Leatherback Turtle Named California's State Marine Reptile
October 1, 2012
Last Wednesday, Sept. 26, Governor Jerry Brown signed AB 1776—making the endangered Pacific leatherback sea turtle the official state marine reptile.
The bill unanimously passed in both the Assembly and the Senate, and will be effective Jan. 1. The state's first Leatherback Conservation Day will be Oct. 15, 2013.
The nonprofit marine conservation group Oceana created a new state flag (above) to celebrate the designation. Oceana sponsored AB 1776 along with the The Sea Turtle Restoration Project.

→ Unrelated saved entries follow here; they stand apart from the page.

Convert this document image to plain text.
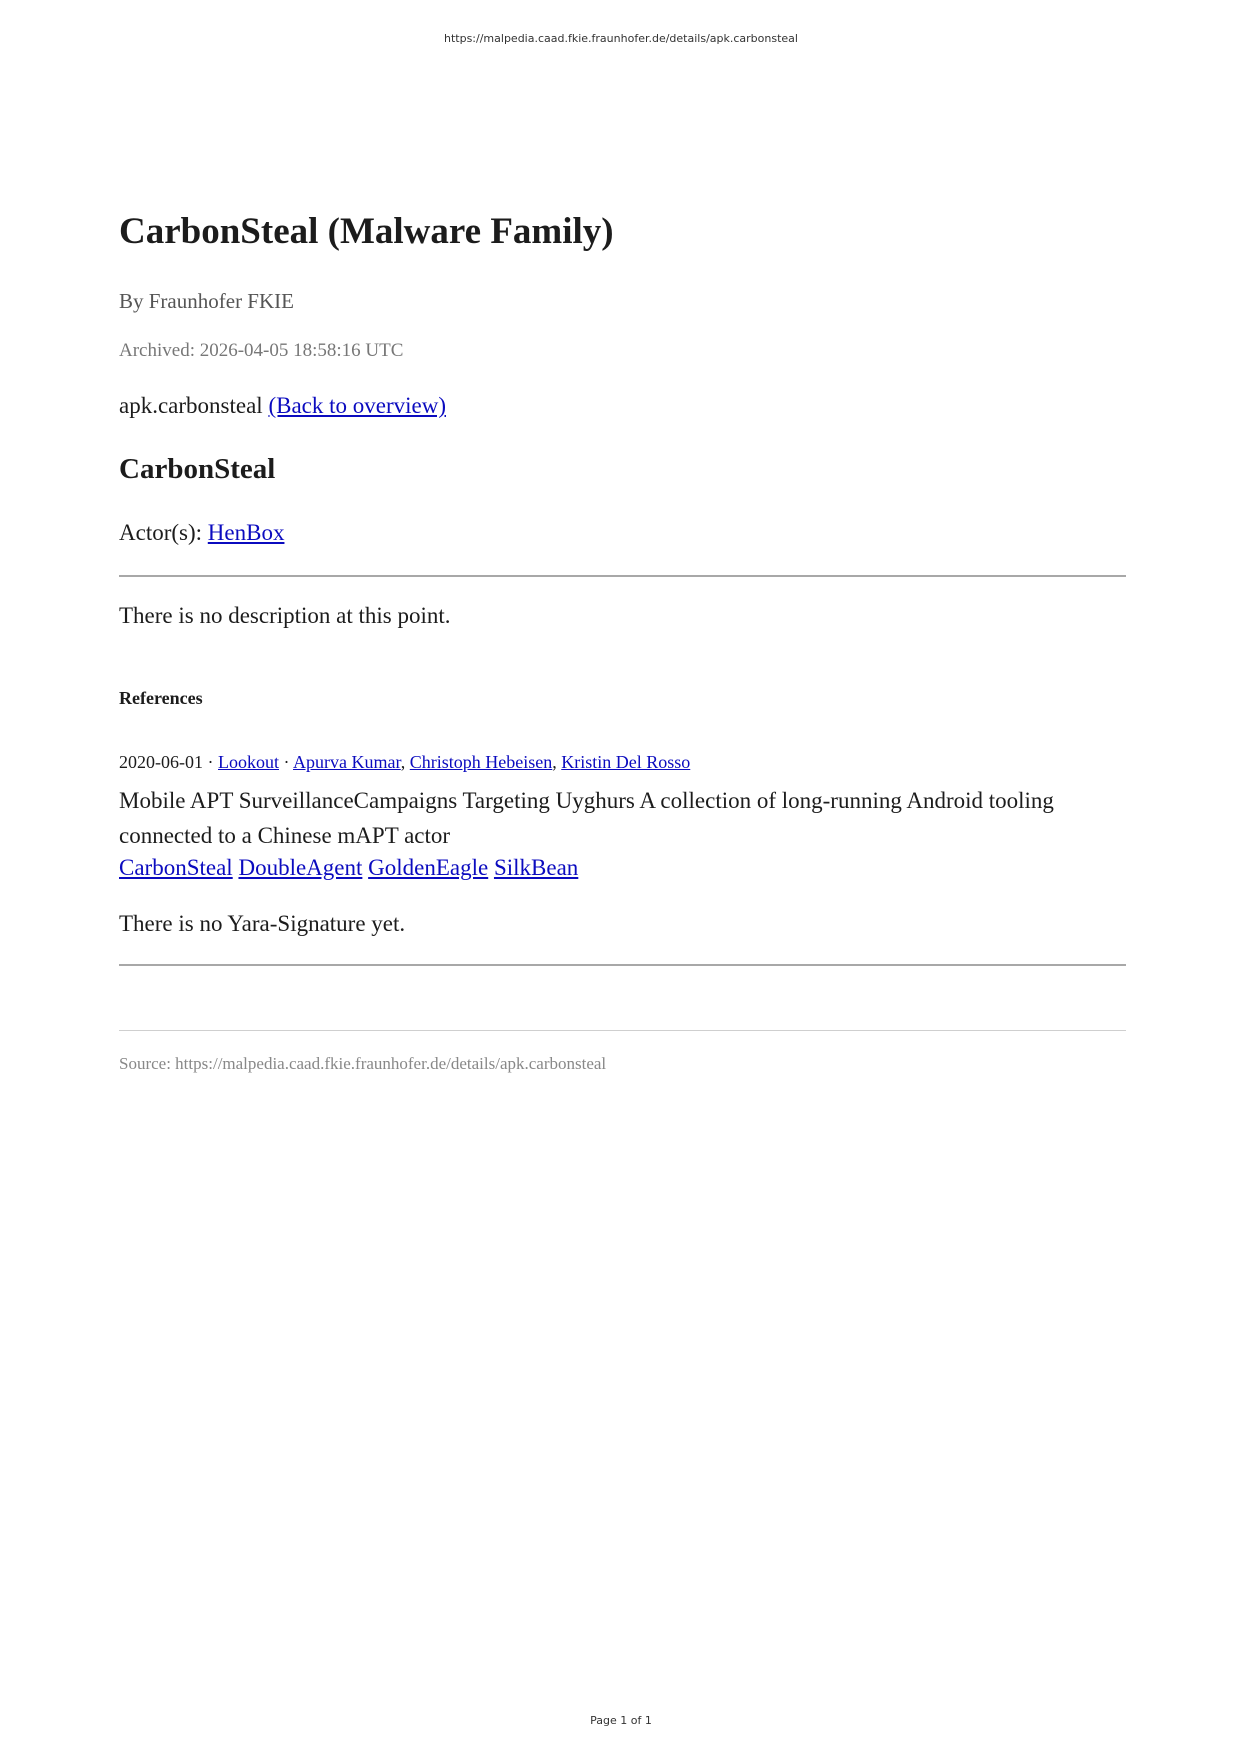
https://malpedia.caad.fkie.fraunhofer.de/details/apk.carbonsteal
CarbonSteal (Malware Family)
By Fraunhofer FKIE
Archived: 2026-04-05 18:58:16 UTC
apk.carbonsteal (Back to overview)
CarbonSteal
Actor(s): HenBox
There is no description at this point.
References
2020-06-01 · Lookout · Apurva Kumar, Christoph Hebeisen, Kristin Del Rosso
Mobile APT SurveillanceCampaigns Targeting Uyghurs A collection of long-running Android tooling connected to a Chinese mAPT actor
CarbonSteal DoubleAgent GoldenEagle SilkBean
There is no Yara-Signature yet.
Source: https://malpedia.caad.fkie.fraunhofer.de/details/apk.carbonsteal
Page 1 of 1
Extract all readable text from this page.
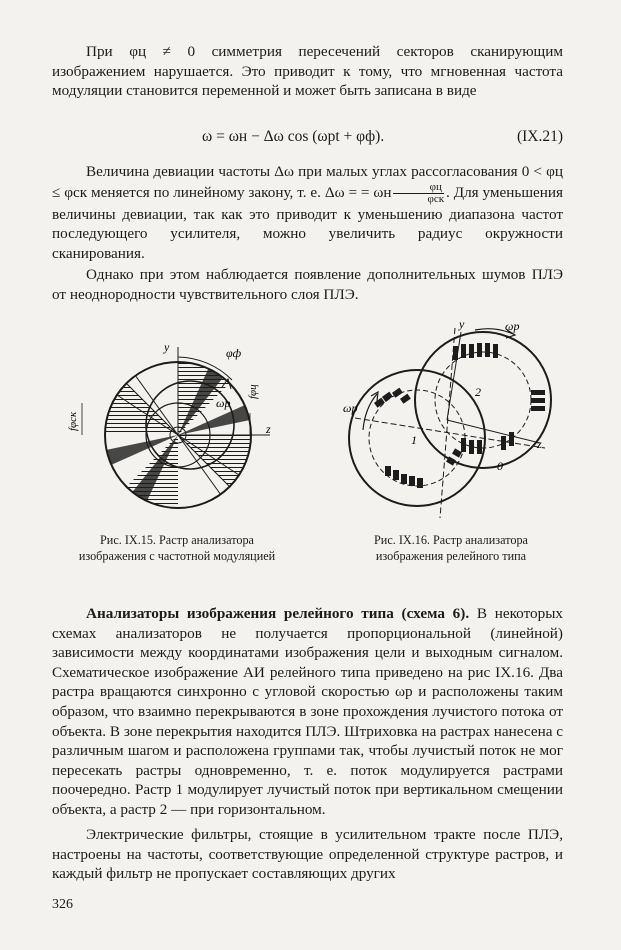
При φц ≠ 0 симметрия пересечений секторов сканирующим изображением нарушается. Это приводит к тому, что мгновенная частота модуляции становится переменной и может быть записана в виде

ω = ωн − Δω cos (ωрt + φф).	(IX.21)

Величина девиации частоты Δω при малых углах рассогласования 0 < φц ≤ φск меняется по линейному закону, т. е. Δω = = ωн $\frac{\varphi ц}{\text{φск}}$ . Для уменьшения величины девиации, так как это приводит к уменьшению диапазона частот последующего усилителя, можно увеличить радиус окружности сканирования.

Однако при этом наблюдается появление дополнительных шумов ПЛЭ от неоднородности чувствительного слоя ПЛЭ.

y
z
φф
ωр
fφц
fφск
y
z
ωр
ωр
1
2
0

Рис. IX.15. Растр анализатора изображения с частотной модуляцией

Рис. IX.16. Растр анализатора изображения релейного типа

Анализаторы изображения релейного типа (схема 6). В некоторых схемах анализаторов не получается пропорциональной (линейной) зависимости между координатами изображения цели и выходным сигналом. Схематическое изображение АИ релейного типа приведено на рис IX.16. Два растра вращаются синхронно с угловой скоростью ωр и расположены таким образом, что взаимно перекрываются в зоне прохождения лучистого потока от объекта. В зоне перекрытия находится ПЛЭ. Штриховка на растрах нанесена с различным шагом и расположена группами так, чтобы лучистый поток не мог пересекать растры одновременно, т. е. поток модулируется растрами поочередно. Растр 1 модулирует лучистый поток при вертикальном смещении объекта, а растр 2 — при горизонтальном.

Электрические фильтры, стоящие в усилительном тракте после ПЛЭ, настроены на частоты, соответствующие определенной структуре растров, и каждый фильтр не пропускает составляющих других

326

"Leatherback sea turtles are best described by superlatives: They are an ancient lineage outsurviving the dinosaurs; they are the largest sea turtle on Earth; they can dive to a depth of over half a mile—as deep as the giant whales; they have one of the longest migrations of any animal (6,000 miles across the entire Pacific), and unfortunately, [they] are the most endangered sea turtle in the Pacific due to incidental capture in industrial fishing drift nets and longlines," states an Oceana press release.
Oceana officials hope the bill will encourage collaboration with other nations in the leatherback migration path. One group of leatherbacks crosses the Pacific annually to eat jellies off the Central California Coast in the late summer.
More than 16,000 square miles of California’s coastal waters were designated as critical habitat for leatherbacks earlier this year.